HC Deb 05 March 1975 vol 887 cc1486-8

3.40 p.m.

Mr. Christopher Price (Lewisham, West)

I beg to move, That leave be given to bring in a Bill to regulate the admissibility of statements in evidence of mentally retarded persons. I should like to thank right hon. and hon. Members on both sides of the House for making a last minute change in the guillotine procedure to enable my Ten-Minute Bill to be taken today. I hope that all Ten-Minute Bills will be brought in in the same way when guillotines operate in future. I should also like to thank you, Mr. Speaker, for your help.

The object of the Bill is simple. It is to accord to someone, for example with a mental age of eight, both in interviews with the police and subsequently before the courts, that protection and consideration that a child with a chronological age of eight would normally be given, according to the rules by which we proceed.

The Bill's underlying message, which is not yet sufficiently understood and recognised by the public and the courts, is that it is unfair and leads to error to accord to many statements of the mentally retarded that degree of reliability which the courts properly and rigorously attach to those of the mentally normal. I know that judges at present have wide discretion as to admissibility in this area, but it is a discretion that they do not exercise with sufficient frequency. If one reads, say, "Cross on Evidence", one sees that it is a discretion which they exercise with less and less frequency as the years go by. At the least my Bill aims to ensure that they do so more often, since the absence of a statutory provision of this kind can lead the courts into seriously erroneous verdicts.

If the measure that I seek to introduce had been in force in 1950, Timothy Evans, for example, would be alive and free today. The same would have been true of Derek Bentley. These disturbing cases do not abate.

My interest in this matter stems from what was called the Confait case in 1972 in which an 18-year-old mentally retarded constituent of mine, Colin Lattimore, was convicted of murdering a homosexual prostitute in Catford on the basis alone of his confession to the police. Since then, Britain's most eminent forensic pathologist, Donald Teare, has pronounced Lattimore's confession to be wholly irreconcilable with the agreed alibi and the scientific facts about the onset of rigor mortis. My right hon. Friend the Home Secretary has been reconsidering all the facts about the case for over nine months.
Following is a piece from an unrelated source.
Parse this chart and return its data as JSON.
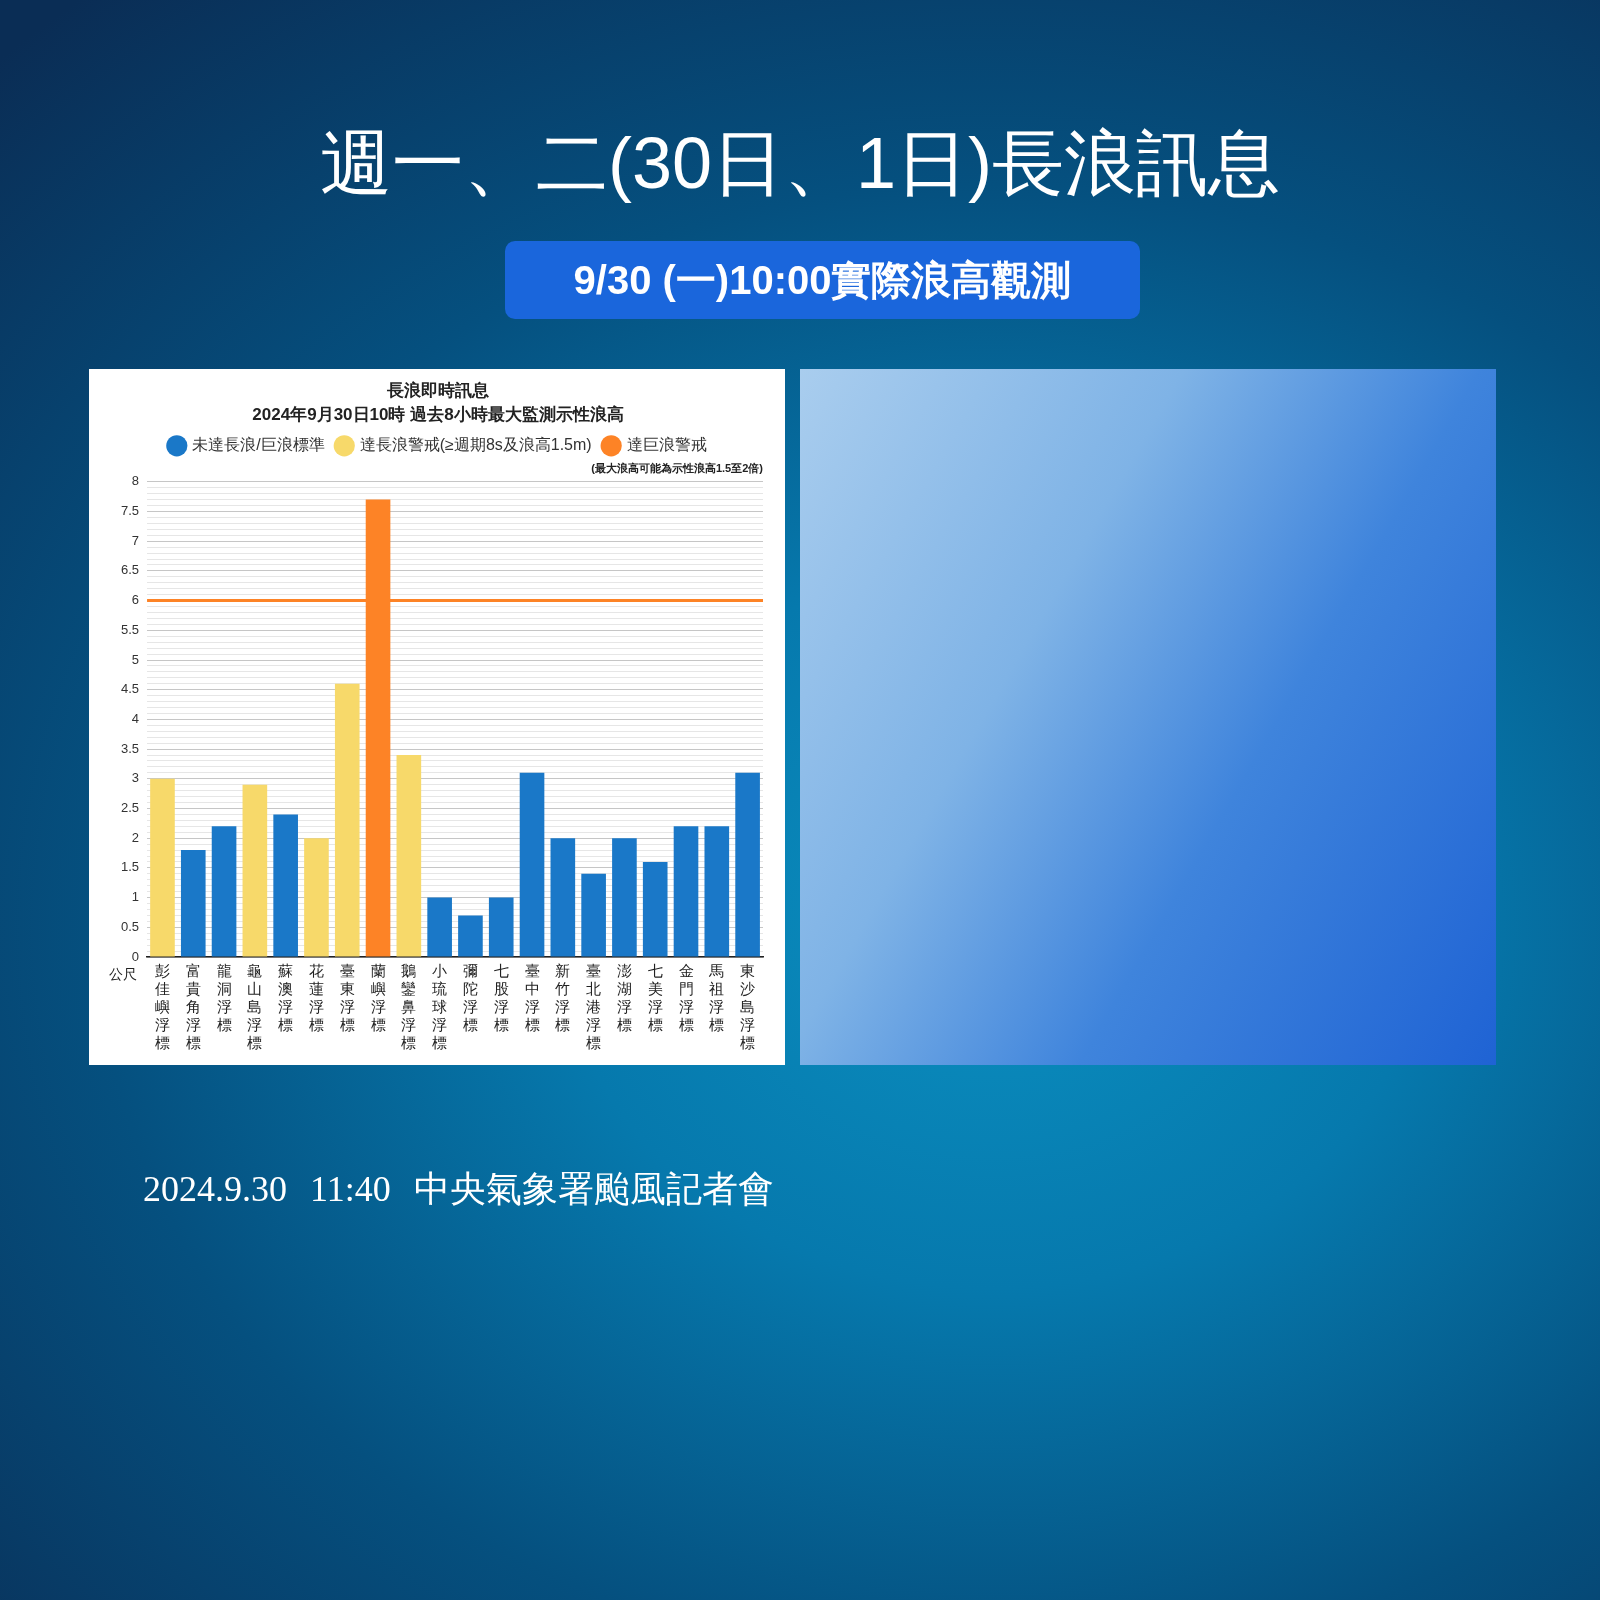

I hope that he will be able either to release Lattimore and the other two boys convicted with him, or to refer the case back to the Court of Appeal shortly.

The Bill requires that before any statement by a mentally retarded person is admissible, either a solicitor must have been present throughout the interview when it was made, or the prosecution must satisfy stringent requirements to the court about the fairness of the interview and the voluntariness and reliability of the statement. I know that definitions in this area are difficult, especially regarding mental health. I propose that two of the four well-established categories of the Mental Health Act 1959, subnormality and severe subnormaility, should be covered by the Bill. They are well understood, and, because they apply to assessments for special schools, they are often undisputed matters of fact in court.

I realise that this area is being looked into by Lord Butler's Committee on mentally abnormal offenders, but it does not consider police interviews to come within its terms of reference. Therefore, my Bill should not clash with any recommendations that that comimttee makes. In any event, I am keeping in close touch with the Butler Committee during the preparation of the Bill.

I understand that the Home Office has set up a committee to experiment with the use of tape recorders during police interviews, and I hope that this experiment will lead to a situation similar to that which now obtains in the United States of America, where all citizens are accorded greater protection than here during police interviews. However, I believe that the mentally retarded need special protection over and above this, partly because the reliability of their statements is liable not to be on a par with that of the statements of others, and partly because they stand in greater jeopardy of losing their liberty and their civic rights than do others who are sent to prison.

If a person ends up in Broadmoor, Rampton, where Colin Lattimore now is, or Moss Side, under Section 65 of the Mental Health Act, he is to all intents and purposes a potential "lifer". It is very difficult to get out. If an error has been made and these people continue to plead their innocence, that inhibits rather than assists their case for release.

I believe that the majority of the police will welcome a Bill of this kind, because the police do not like the allegations occasionally made about a small proportion of police interviews, any more than do hon. Members. I believe that the provisions of the Bill will, quite properly, cut down the number of such allegations as the habit grows of calling in a solicitor to listen to such interviews.

I have already had discussions about the Bill with the Minister of State at the Home Office. I am grateful to my right hon. Friend and to the Minster of State at the Department of Health for their interest. I hope after further discussion to persuade them to smile upon the Bill during its later stages.

Question put and agreed to.

Bill ordered to be brought in by Mr. Lewis Carter-Jones, Mrs. Lynda Chalker, Mr. Bryan Davies, Mr. Eric Moonman, Mr. Anthony Steen, Mr. D. E. Thomas and Mr. Christopher Price.